Video Green A series of 23 essays written between 1998 and 2003, mostly in her column "Torpor" in the magazine Artext, Video Green is dense with the literary, the personal, and the culturally marginal, like all of Kraus's writing. A few of the collection's notable essays not about L.A. include the elegiac "Posthumous Lives", about the performance artist Penny Arcade's loving curation of the estate of the filmmaker Jack Smith, and "How to Shoot a Crime," about Kraus's 1987 film of the same name. The volume's first essay and its lengthiest, "Art Collection" echoes both Walter Benjamin's "Unpacking My Library" and Wallace Stevens's "Prelude to Objects". The essay finds that "Collecting, in its most primitive form, implies a deep belief in the primacy and mystery of the object, as if the object was a wild thing. As if it had a meaning and a weight that was inherent, primary, that overrode attempts to classify it. As if the object didn't function best as a blank slate waiting to be written on by curatorial practice and art criticism." Reading texts on collecting and abjection, Kraus states, "We are witnessing a daily life that's so contemptible and trite that pornography becomes its only appropriate rejoinder." She follows the idea of collecting through L.A.'s M.F.A. art scene and real estate market, ending up in rural upstate New York with the extraordinary poetry—and art collection—of the all-but forgotten William Bronk.

Torpor Torpor follows Jerome Shafir, a literature professor at Columbia, his wife, Sylvie Green, a writer and filmmaker with an inconclusive career, and their dog Lily through rustbelt New York, Paris, Berlin, and the Eastern Bloc at the dawn of the New World Order.

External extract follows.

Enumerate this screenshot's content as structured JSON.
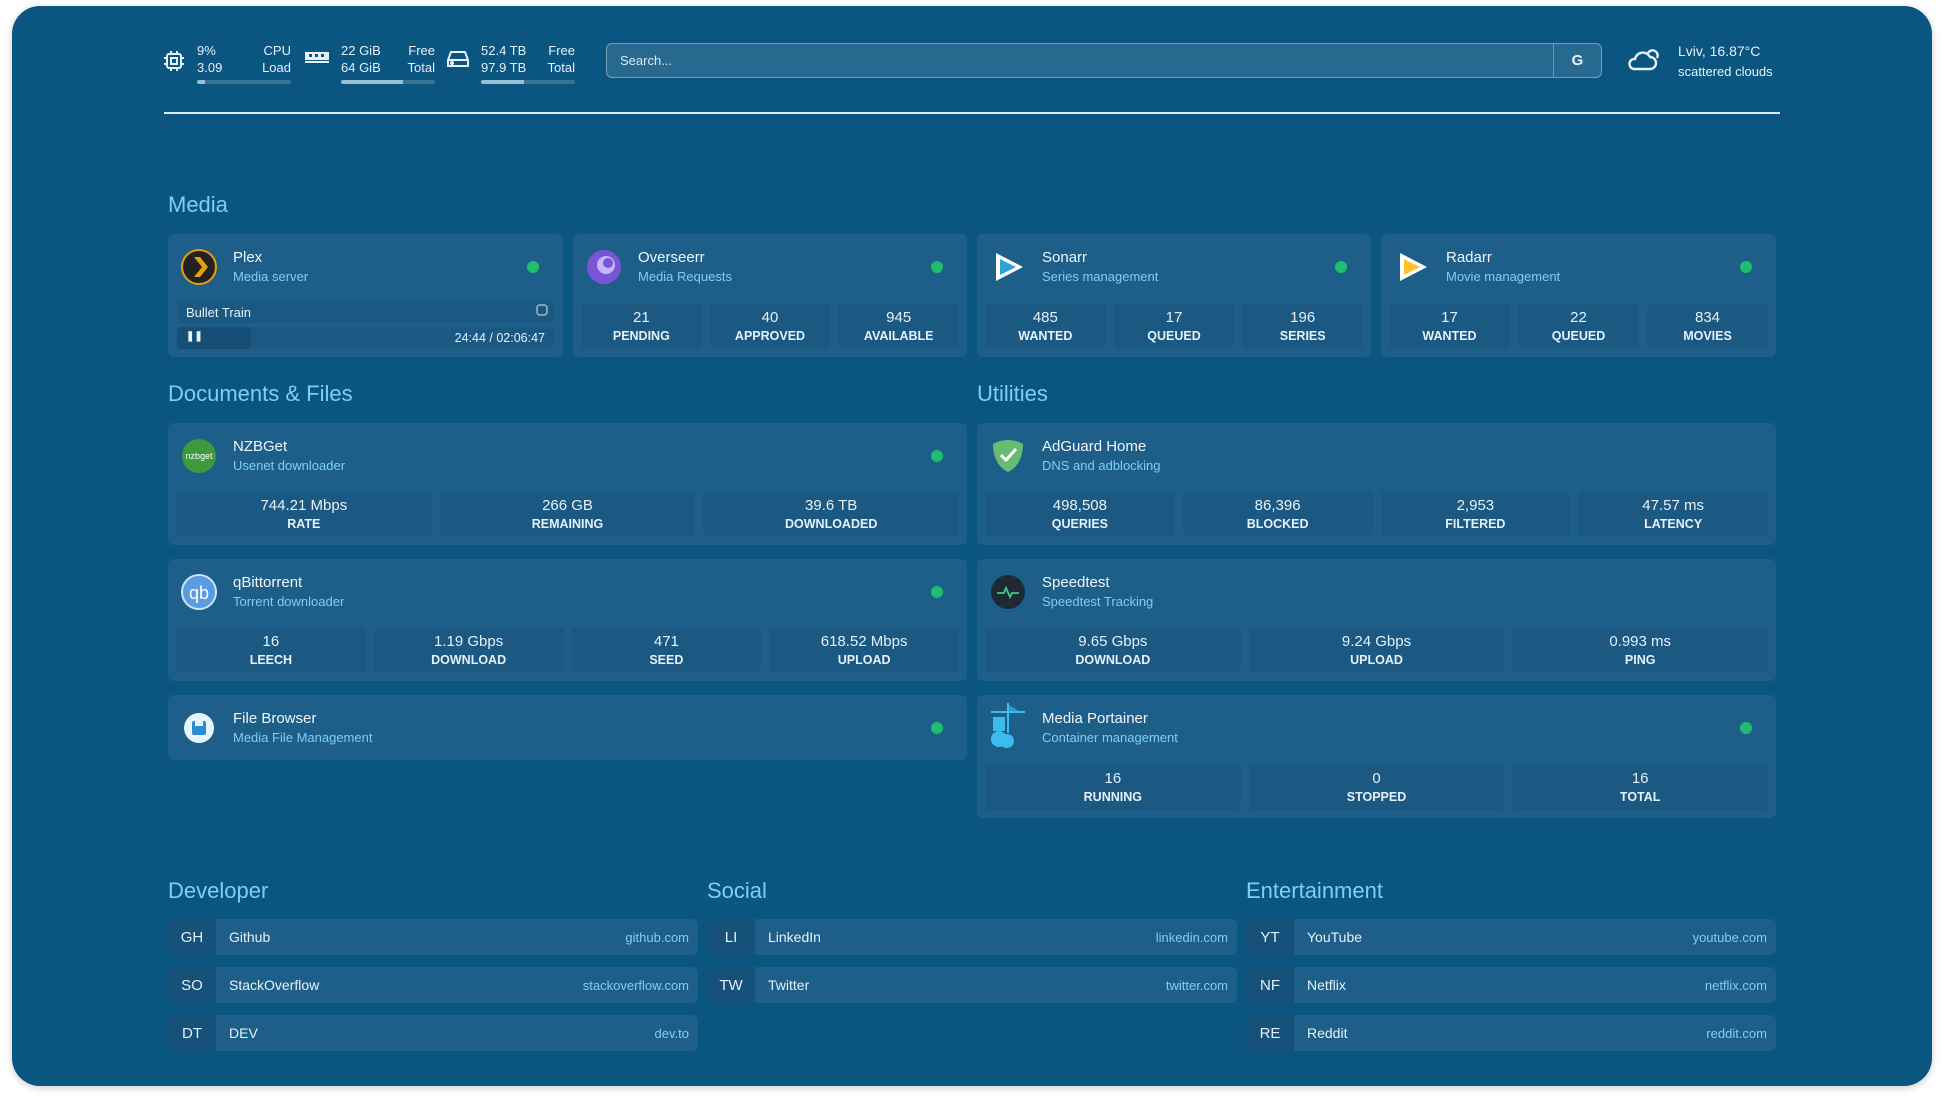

As much a shattering portrait of Holocaust survivor as portrait of a marriage, Torpor is also the portrait of a lady rarely found in literature: a down-and-out intellectual bearing witness to a culture in collapse.

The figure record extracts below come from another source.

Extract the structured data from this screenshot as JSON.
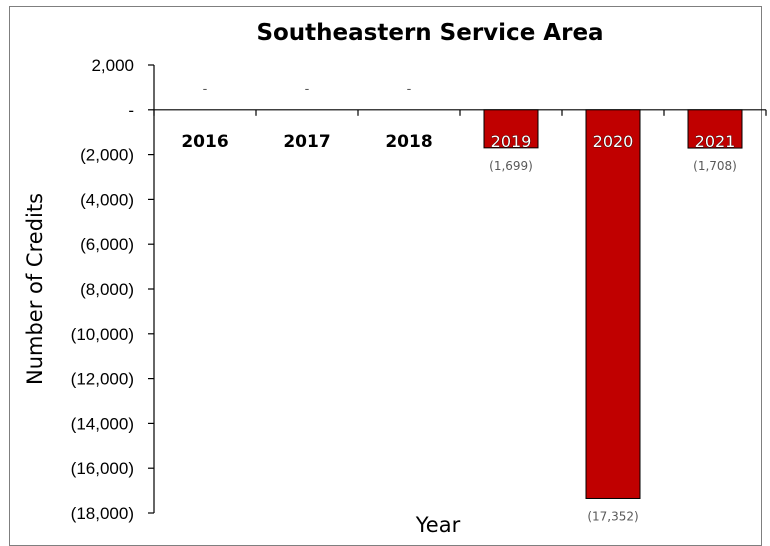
{
  "chart_data": {
    "type": "bar",
    "title": "Southeastern Service Area",
    "xlabel": "Year",
    "ylabel": "Number of Credits",
    "categories": [
      "2016",
      "2017",
      "2018",
      "2019",
      "2020",
      "2021"
    ],
    "values": [
      0,
      0,
      0,
      -1699,
      -17352,
      -1708
    ],
    "data_labels": [
      "-",
      "-",
      "-",
      "(1,699)",
      "(17,352)",
      "(1,708)"
    ],
    "ylim": [
      -18000,
      2000
    ],
    "yticks": [
      2000,
      0,
      -2000,
      -4000,
      -6000,
      -8000,
      -10000,
      -12000,
      -14000,
      -16000,
      -18000
    ],
    "ytick_labels": [
      "2,000",
      "-",
      "(2,000)",
      "(4,000)",
      "(6,000)",
      "(8,000)",
      "(10,000)",
      "(12,000)",
      "(14,000)",
      "(16,000)",
      "(18,000)"
    ],
    "grid": false,
    "legend": "none",
    "bar_color": "#c00000"
  }
}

In Torpor, Kraus shifts out of the first-person narration of I Love Dick, employing a kind of free-indirect discourse that has led many reviewers to compare her style and devastating irony to that of Flaubert. In naming her central characters Sylvie and Jerome, Kraus alludes to the hapless, interchangeable protagonists of George Perec's first novel, Les Choses. Perec, a childhood friend of both Torpor's Jerome and Kraus's real-life husband, Sylvère Lotringer, is quoted several times in the novel. Felix Guattari and Nan Goldin also make appearances, among other cultural figures, though Kraus's use of "reality" comes to more subversive effect than a simple roman à clef.